Milli Savunma Bakanı Hulusi Akar, AK Parti’nin Çanakkale’deki programında, Irak ve Suriye’nin kuzeyinde yürütülen operasyonlara ilişkin değerlendirmelerde bulundu. PKK/YPG/PYD, FETÖ ve DEAŞ başta olmak üzere terör örgütleriyle mücadelenin ayrım yapılmaksızın sürdüğünü vurgulayan Akar, DEAŞ’la mücadele adı altında binlerce kilometre öteden gelip Suriye’ye yerleşen güçlere şöyle seslendi: “Diğer ülkelerin Türkiye’nin ne yaptığını anlaması lazım. Bizim sınırlarımızın dibinde teröristler var. Nasıl endişe duymayacağız? DEAŞ ile mücadele böyle yapılmaz. DEAŞ ile göğüs göğüse mücadele eden tek ordu TSK. 4 bin 500 teröristi etkisiz hale getiren ordu, Türk ordusu.”
Rusya, ABD ve diğer müttefik ülkelere verdikleri sözlere uyması çağrısını yineleyen Akar, Suriye’nin kuzeyinde başlatılacak kara harekatıyla ilgili de şunları kaydetti: “TSK’nın harekatında herhangi bir tahdit yok. Tek amacımız mevcut kurallar çerçevesinde ülkemizin, milletimizin hakkını, hukukunu korumak. Bunun için yapılması gereken ne varsa ona hazırlanıyoruz. Ne zaman, nerede ne yapmak gerekiyorsa, TSK yeri ve zamanı geldiğinde bugüne kadar olduğu gibi bundan sonra da yapmaya devam edecek. Kimsenin şüphesi olmasın. Diyoruz ki teröristlere olan desteğinizi kesin, ilişkinizi kesin, bunları desteklemeyin, bunlardan vazgeçin. Bunlarla bir yere varamazsınız. Sizin müttefikiniz, sizinle iş birliği yapabilecek güç Türkiye Cumhuriyeti devleti, terörle mücadelede dayanacağınız dayanak TSK’dır diye kendilerine hatırlattık, hatırlatıyoruz.”

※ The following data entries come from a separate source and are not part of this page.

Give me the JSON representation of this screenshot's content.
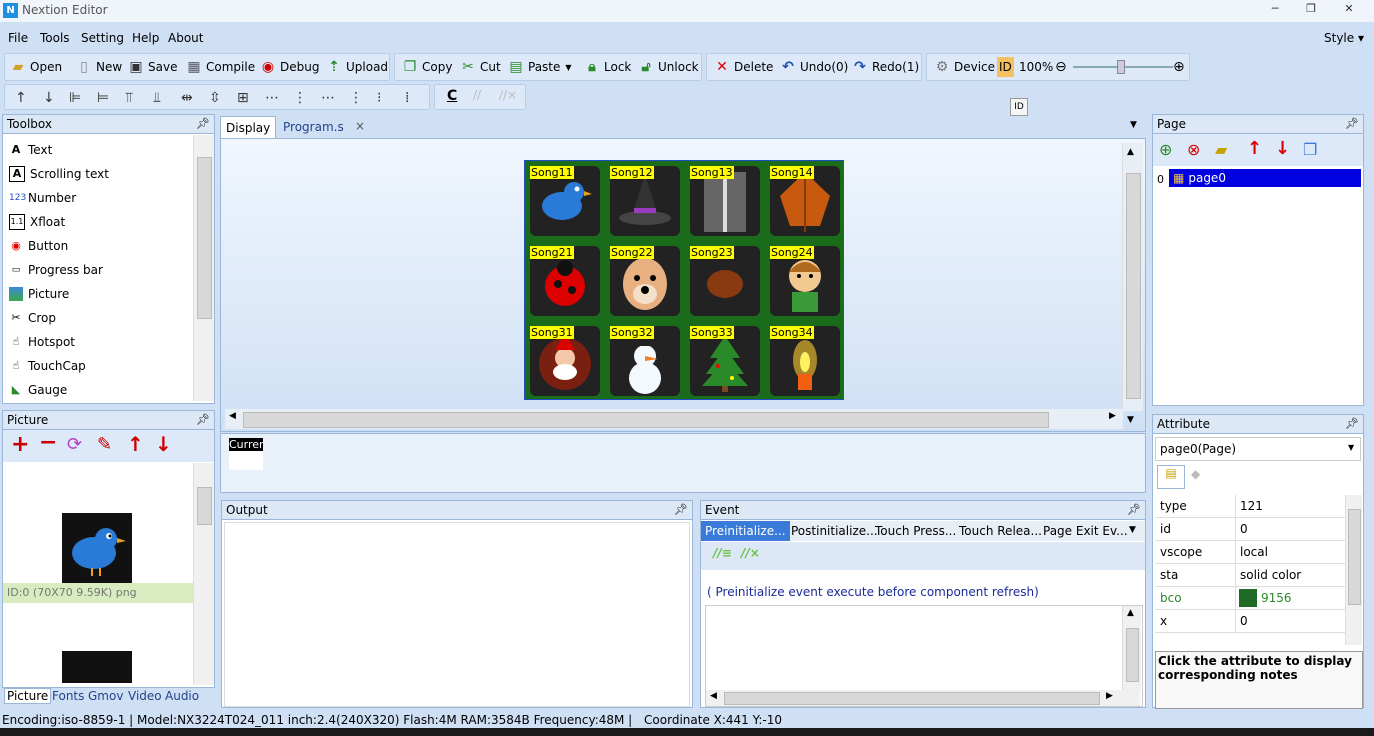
{
  "window": {
    "title": "Nextion Editor",
    "app_icon_text": "N",
    "minimize": "─",
    "maximize": "❐",
    "close": "✕"
  },
  "menubar": {
    "items": [
      "File",
      "Tools",
      "Setting",
      "Help",
      "About"
    ],
    "style": "Style ▾"
  },
  "toolbar1": {
    "open": "Open",
    "new": "New",
    "save": "Save",
    "compile": "Compile",
    "debug": "Debug",
    "upload": "Upload",
    "copy": "Copy",
    "cut": "Cut",
    "paste": "Paste",
    "lock": "Lock",
    "unlock": "Unlock",
    "delete": "Delete",
    "undo": "Undo(0)",
    "redo": "Redo(1)",
    "device": "Device",
    "id": "ID",
    "zoom": "100%"
  },
  "toolbar2": {
    "c_label": "C"
  },
  "id_tooltip": "ID",
  "toolbox": {
    "title": "Toolbox",
    "items": [
      "Text",
      "Scrolling text",
      "Number",
      "Xfloat",
      "Button",
      "Progress bar",
      "Picture",
      "Crop",
      "Hotspot",
      "TouchCap",
      "Gauge"
    ]
  },
  "picture_panel": {
    "title": "Picture",
    "caption": "ID:0  (70X70 9.59K) png"
  },
  "bottom_tabs": [
    "Picture",
    "Fonts",
    "Gmov",
    "Video",
    "Audio"
  ],
  "editor_tabs": {
    "display": "Display",
    "program": "Program.s",
    "close": "×"
  },
  "screen": {
    "buttons": [
      "Song11",
      "Song12",
      "Song13",
      "Song14",
      "Song21",
      "Song22",
      "Song23",
      "Song24",
      "Song31",
      "Song32",
      "Song33",
      "Song34"
    ],
    "bg_color": "#1a6b1a"
  },
  "current_label": "Currer",
  "output": {
    "title": "Output"
  },
  "event": {
    "title": "Event",
    "tabs": [
      "Preinitialize...",
      "Postinitialize...",
      "Touch Press...",
      "Touch Relea...",
      "Page Exit Ev..."
    ],
    "note": "( Preinitialize event execute before component refresh)"
  },
  "page_panel": {
    "title": "Page",
    "index": "0",
    "page_name": "page0"
  },
  "attribute": {
    "title": "Attribute",
    "selector": "page0(Page)",
    "rows": [
      {
        "k": "type",
        "v": "121"
      },
      {
        "k": "id",
        "v": "0"
      },
      {
        "k": "vscope",
        "v": "local"
      },
      {
        "k": "sta",
        "v": "solid color"
      },
      {
        "k": "bco",
        "v": "9156"
      },
      {
        "k": "x",
        "v": "0"
      }
    ],
    "bco_color": "#1f6b26",
    "note": "Click the attribute to display corresponding notes"
  },
  "status": {
    "text": "Encoding:iso-8859-1 | Model:NX3224T024_011 inch:2.4(240X320) Flash:4M RAM:3584B Frequency:48M |",
    "coord": "Coordinate X:441  Y:-10"
  }
}
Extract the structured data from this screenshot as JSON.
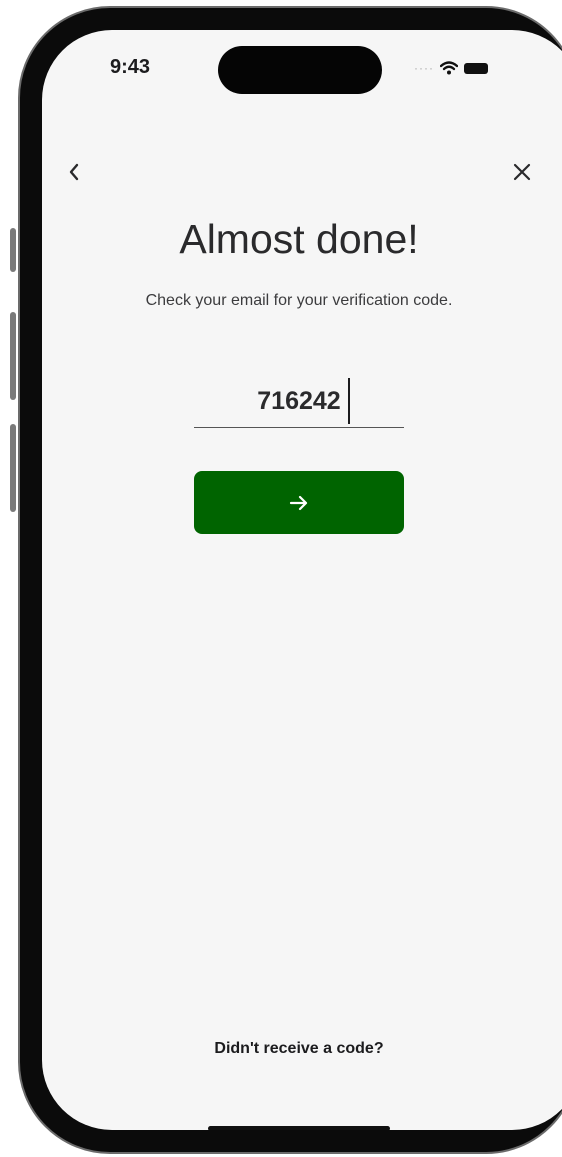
{
  "status_bar": {
    "time": "9:43",
    "icons": [
      "cellular-dots-icon",
      "wifi-icon",
      "battery-icon"
    ]
  },
  "nav": {
    "back_icon": "chevron-left-icon",
    "close_icon": "close-icon"
  },
  "content": {
    "title": "Almost done!",
    "subtitle": "Check your email for your verification code.",
    "code_value": "716242",
    "submit_icon": "arrow-right-icon",
    "resend_link": "Didn't receive a code?"
  },
  "colors": {
    "primary_button": "#006400",
    "background": "#f6f6f6",
    "text": "#2a2a2c"
  }
}
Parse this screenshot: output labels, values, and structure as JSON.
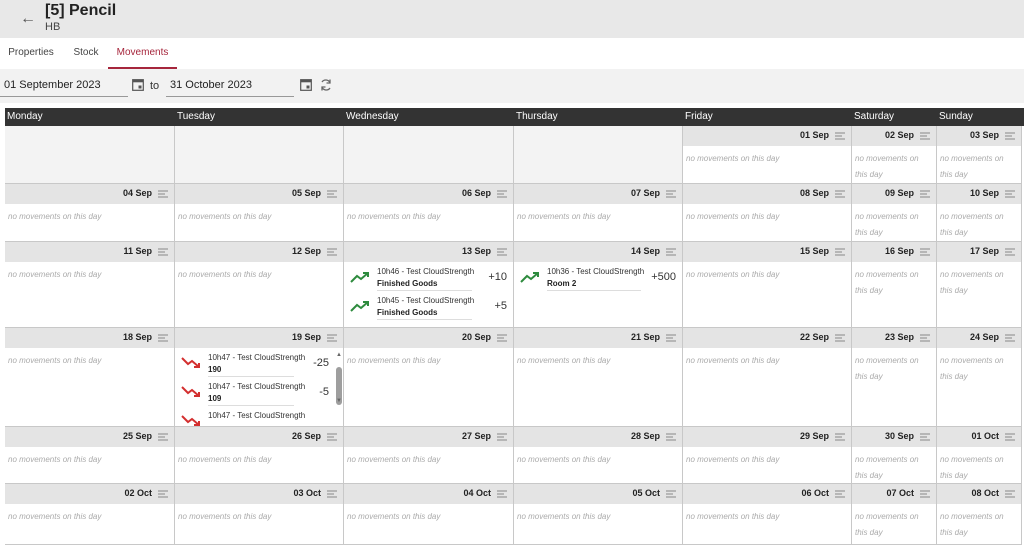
{
  "header": {
    "title": "[5] Pencil",
    "subtitle": "HB"
  },
  "tabs": [
    {
      "label": "Properties",
      "active": false
    },
    {
      "label": "Stock",
      "active": false
    },
    {
      "label": "Movements",
      "active": true
    }
  ],
  "filters": {
    "from": "01 September 2023",
    "to_label": "to",
    "to": "31 October 2023"
  },
  "days": [
    "Monday",
    "Tuesday",
    "Wednesday",
    "Thursday",
    "Friday",
    "Saturday",
    "Sunday"
  ],
  "no_movements_text": "no movements on this day",
  "colors": {
    "accent": "#a6263c",
    "up": "#2e8b3e",
    "down": "#d32f2f",
    "header": "#333333"
  },
  "weeks": [
    [
      "",
      "",
      "",
      "",
      "01 Sep",
      "02 Sep",
      "03 Sep"
    ],
    [
      "04 Sep",
      "05 Sep",
      "06 Sep",
      "07 Sep",
      "08 Sep",
      "09 Sep",
      "10 Sep"
    ],
    [
      "11 Sep",
      "12 Sep",
      "13 Sep",
      "14 Sep",
      "15 Sep",
      "16 Sep",
      "17 Sep"
    ],
    [
      "18 Sep",
      "19 Sep",
      "20 Sep",
      "21 Sep",
      "22 Sep",
      "23 Sep",
      "24 Sep"
    ],
    [
      "25 Sep",
      "26 Sep",
      "27 Sep",
      "28 Sep",
      "29 Sep",
      "30 Sep",
      "01 Oct"
    ],
    [
      "02 Oct",
      "03 Oct",
      "04 Oct",
      "05 Oct",
      "06 Oct",
      "07 Oct",
      "08 Oct"
    ]
  ],
  "movements": {
    "13 Sep": [
      {
        "title": "10h46 - Test CloudStrength",
        "sub": "Finished Goods",
        "qty": "+10",
        "dir": "up"
      },
      {
        "title": "10h45 - Test CloudStrength",
        "sub": "Finished Goods",
        "qty": "+5",
        "dir": "up"
      }
    ],
    "14 Sep": [
      {
        "title": "10h36 - Test CloudStrength",
        "sub": "Room 2",
        "qty": "+500",
        "dir": "up"
      }
    ],
    "19 Sep": [
      {
        "title": "10h47 - Test CloudStrength",
        "sub": "190",
        "qty": "-25",
        "dir": "down"
      },
      {
        "title": "10h47 - Test CloudStrength",
        "sub": "109",
        "qty": "-5",
        "dir": "down"
      },
      {
        "title": "10h47 - Test CloudStrength",
        "sub": "",
        "qty": "",
        "dir": "down"
      }
    ]
  }
}
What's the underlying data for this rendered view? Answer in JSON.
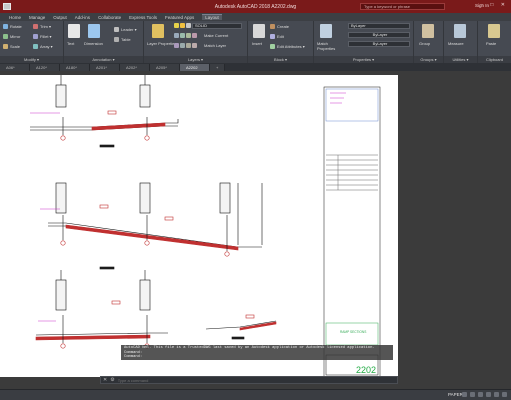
{
  "window": {
    "title": "Autodesk AutoCAD 2018    A2202.dwg",
    "search_placeholder": "Type a keyword or phrase",
    "signin": "Sign In",
    "controls": "–  □  ✕"
  },
  "menu": [
    "Home",
    "Manage",
    "Output",
    "Add-ins",
    "Collaborate",
    "Express Tools",
    "Featured Apps",
    "Layout"
  ],
  "menu_active_index": 7,
  "ribbon": {
    "modify": {
      "title": "Modify ▾",
      "rotate": "Rotate",
      "mirror": "Mirror",
      "scale": "Scale",
      "trim": "Trim ▾",
      "fillet": "Fillet ▾",
      "array": "Array ▾"
    },
    "annotation": {
      "title": "Annotation ▾",
      "text": "Text",
      "dimension": "Dimension",
      "leader": "Leader ▾",
      "table": "Table"
    },
    "layers": {
      "title": "Layers ▾",
      "layer_properties": "Layer Properties",
      "current_layer": "SOLID",
      "make_current": "Make Current",
      "match_layer": "Match Layer"
    },
    "block": {
      "title": "Block ▾",
      "insert": "Insert",
      "create": "Create",
      "edit": "Edit",
      "edit_attributes": "Edit Attributes ▾"
    },
    "properties": {
      "title": "Properties ▾",
      "match_properties": "Match Properties",
      "color": "ByLayer",
      "linetype": "ByLayer",
      "lineweight": "ByLayer"
    },
    "groups": {
      "title": "Groups ▾",
      "group": "Group"
    },
    "utilities": {
      "title": "Utilities ▾",
      "measure": "Measure"
    },
    "clipboard": {
      "title": "Clipboard",
      "paste": "Paste"
    }
  },
  "doc_tabs": [
    "A06*",
    "A120*",
    "A180*",
    "A201*",
    "A202*",
    "A205*",
    "A2202"
  ],
  "doc_tab_active_index": 6,
  "drawing": {
    "sheet_number": "2202",
    "title_block_label": "RAMP SECTIONS"
  },
  "command_history": [
    "AutoCAD bml. This file is a TrustedDWG last saved by an Autodesk application or Autodesk licensed application.",
    "Command:",
    "Command:"
  ],
  "command_prompt": "Type a command",
  "status": {
    "space": "PAPER"
  },
  "colors": {
    "titlebar": "#7a1a1a",
    "ribbon": "#464a52",
    "section_fill": "#c03030",
    "annotation_magenta": "#cc33cc",
    "sheet_number": "#22aa44"
  }
}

Suriye’nin kuzeyinde başlatılacak kara harekatı diplomasiyi tetikledi. 19 Kasım’daki Pençe-Kılıç hava harekatından sonra diyalog hızlandı. Geçen süreçte bölgede üssü bulunan ABD, Rusya ve Fransa’nın savunma bakanları, Milli Savunma Bakanı Hulusi Akar ile görüştü. Akar muhataplarına operasyonun bu ülkelerin herhangi üssüne yönelik olmadığını, BM’nin meşru müdafaa ilkeleri çerçevesinde icra edildiğini belirtti. Önceki günkü sürpriz görüşmenin detayları da netleşti. Milli Savunma Bakanı Hulusi Akar, Ankara’da ABD’nin eski Suriye Özel Temsilcisi James Jeffrey’i kabul etmişti. Görüşmede bölge ile ilgili son durum değerlendirildi. Jeffrey’e bir kez daha Türkiye’nin çekinceleri hatırlatıldı. Bölgede mutabakata varılan 30 km genişliğindeki güvenli koridora atıf yapılıp terörist unsurların havan saldırıları örnek gösterildi. YPG’nin 30 km geriye çekilmesini öngören mutabakat muhtırası, James Jeffrey döneminde imzalanmıştı.